Lamivudine less safe, effective than tenofovir, entecavir for cirrhotic patients with HBV
Treatment with tenofovir or entecavir had better long-term outcomes than lamivudine therapy for patients with cirrhosis and chronic hepatitis B in a recent study.
Researchers performed a retrospective analysis on data from 227 cirrhotic adults with chronic hepatitis B. Participants were treated with tenofovir (n=72, with a follow-up of 21.4 ± 9.7 months), entecavir (n=77, with follow-up over 24 ±13.3 months) or lamivudine (n=74, with follow-up over 36.5 ± 24.1 months). Clinical outcomes, lab results and incidence of adverse events were observed across groups. Most participants (86.3%) were treatment-naive before enrollment.
After follow-up, HBV DNA levels below 400 copies/mL occurred in 91.5% of tenofovir recipients, 92.5% of those receiving entecavir and 77% receiving lamivudine (P=.01). These results were similar to those observed after 1 year of treatment (92.2% of tenofovir recipients, 92.6% for entecavir and 71.4% for lamivudine). Patients in all three groups also experienced ALT normalization at 1 year (83.6% for tenofovir, 84.7% for entecavir and 64.5% for lamivudine, P=.01) and upon completion of follow-up (86.8% of tenofovir recipients, 92.1% for entecavir and 71.8% lamivudine, P=.01).

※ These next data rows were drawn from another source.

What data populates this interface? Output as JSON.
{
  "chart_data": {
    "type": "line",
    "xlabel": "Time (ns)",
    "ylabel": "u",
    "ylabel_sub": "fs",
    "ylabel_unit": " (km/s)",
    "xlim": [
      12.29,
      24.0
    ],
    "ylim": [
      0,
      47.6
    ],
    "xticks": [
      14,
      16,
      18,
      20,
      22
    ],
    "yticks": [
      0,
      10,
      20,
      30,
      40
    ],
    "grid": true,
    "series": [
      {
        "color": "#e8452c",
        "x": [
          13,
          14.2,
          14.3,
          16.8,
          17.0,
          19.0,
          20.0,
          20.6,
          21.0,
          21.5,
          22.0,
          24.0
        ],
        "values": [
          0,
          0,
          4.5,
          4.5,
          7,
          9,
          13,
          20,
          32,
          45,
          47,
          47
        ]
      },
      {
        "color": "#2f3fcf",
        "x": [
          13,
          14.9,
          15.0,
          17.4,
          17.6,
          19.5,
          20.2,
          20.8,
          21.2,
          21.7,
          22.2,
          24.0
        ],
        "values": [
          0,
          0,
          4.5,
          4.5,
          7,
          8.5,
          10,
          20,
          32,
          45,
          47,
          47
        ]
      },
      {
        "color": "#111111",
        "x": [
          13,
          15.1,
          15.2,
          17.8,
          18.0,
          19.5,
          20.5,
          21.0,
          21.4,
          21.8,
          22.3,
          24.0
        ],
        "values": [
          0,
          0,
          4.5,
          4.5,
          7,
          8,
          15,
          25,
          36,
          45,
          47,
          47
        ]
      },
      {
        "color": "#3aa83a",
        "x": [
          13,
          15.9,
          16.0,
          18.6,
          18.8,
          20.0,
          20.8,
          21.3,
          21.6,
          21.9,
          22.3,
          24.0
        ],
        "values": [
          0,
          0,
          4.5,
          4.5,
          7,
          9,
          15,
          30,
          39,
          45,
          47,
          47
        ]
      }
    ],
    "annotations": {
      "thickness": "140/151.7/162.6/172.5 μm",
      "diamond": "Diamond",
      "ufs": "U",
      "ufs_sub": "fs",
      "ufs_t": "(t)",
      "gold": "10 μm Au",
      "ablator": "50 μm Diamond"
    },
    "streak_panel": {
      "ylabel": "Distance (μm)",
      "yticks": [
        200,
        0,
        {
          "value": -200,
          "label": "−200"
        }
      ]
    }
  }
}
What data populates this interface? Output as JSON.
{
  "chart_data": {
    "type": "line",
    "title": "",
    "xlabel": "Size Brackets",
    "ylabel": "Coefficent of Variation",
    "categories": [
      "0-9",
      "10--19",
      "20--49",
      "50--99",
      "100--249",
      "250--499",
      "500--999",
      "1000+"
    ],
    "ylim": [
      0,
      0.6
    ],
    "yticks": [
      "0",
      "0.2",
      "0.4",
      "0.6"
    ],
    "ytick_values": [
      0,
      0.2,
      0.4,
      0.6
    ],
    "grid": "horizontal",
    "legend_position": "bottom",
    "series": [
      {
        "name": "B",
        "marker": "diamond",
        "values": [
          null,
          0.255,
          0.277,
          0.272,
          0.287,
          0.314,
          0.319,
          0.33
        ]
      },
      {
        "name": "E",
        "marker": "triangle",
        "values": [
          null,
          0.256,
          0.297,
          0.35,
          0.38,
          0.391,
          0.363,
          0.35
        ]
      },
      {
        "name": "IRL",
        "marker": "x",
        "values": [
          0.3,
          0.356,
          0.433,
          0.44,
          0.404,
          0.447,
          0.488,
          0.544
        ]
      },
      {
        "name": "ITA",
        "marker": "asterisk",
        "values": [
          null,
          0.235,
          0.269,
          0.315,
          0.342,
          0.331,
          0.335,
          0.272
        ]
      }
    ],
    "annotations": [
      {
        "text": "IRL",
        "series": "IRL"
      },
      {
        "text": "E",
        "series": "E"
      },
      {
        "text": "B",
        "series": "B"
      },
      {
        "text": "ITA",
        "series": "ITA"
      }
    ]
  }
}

More participants in the lamivudine group (27.4%) indicated increases to Child-Turcotte-Pugh scores during follow-up than either the entecavir (15.6%) or tenofovir groups (8.5%) (P=.01), but the change to mean score per year was similar between groups (P=.35).
Incidence of mortality, hepatocellular carcinoma, hepatic encephalopathy and variceal bleeding was similar across groups, as was mean survival and complications-free times. Investigators noted that 32.4% of patients who received lamivudine required switching to another drug (21 patients to tenofovir and three to entecavir), while only two patients each in the tenofovir and entecavir groups had their medications switched to the other.
“Tenofovir and entecavir are similarly effective and safe agents for long-term use in patients with HBV-related cirrhosis,” the researchers concluded. “Lamivudine monotherapy still may be preferred, even in advanced liver disease, but only if those patients are monitored regularly. Available antivirals may provide improvement of liver function or at least stabilize or even prevent deterioration of cirrhosis outcomes.”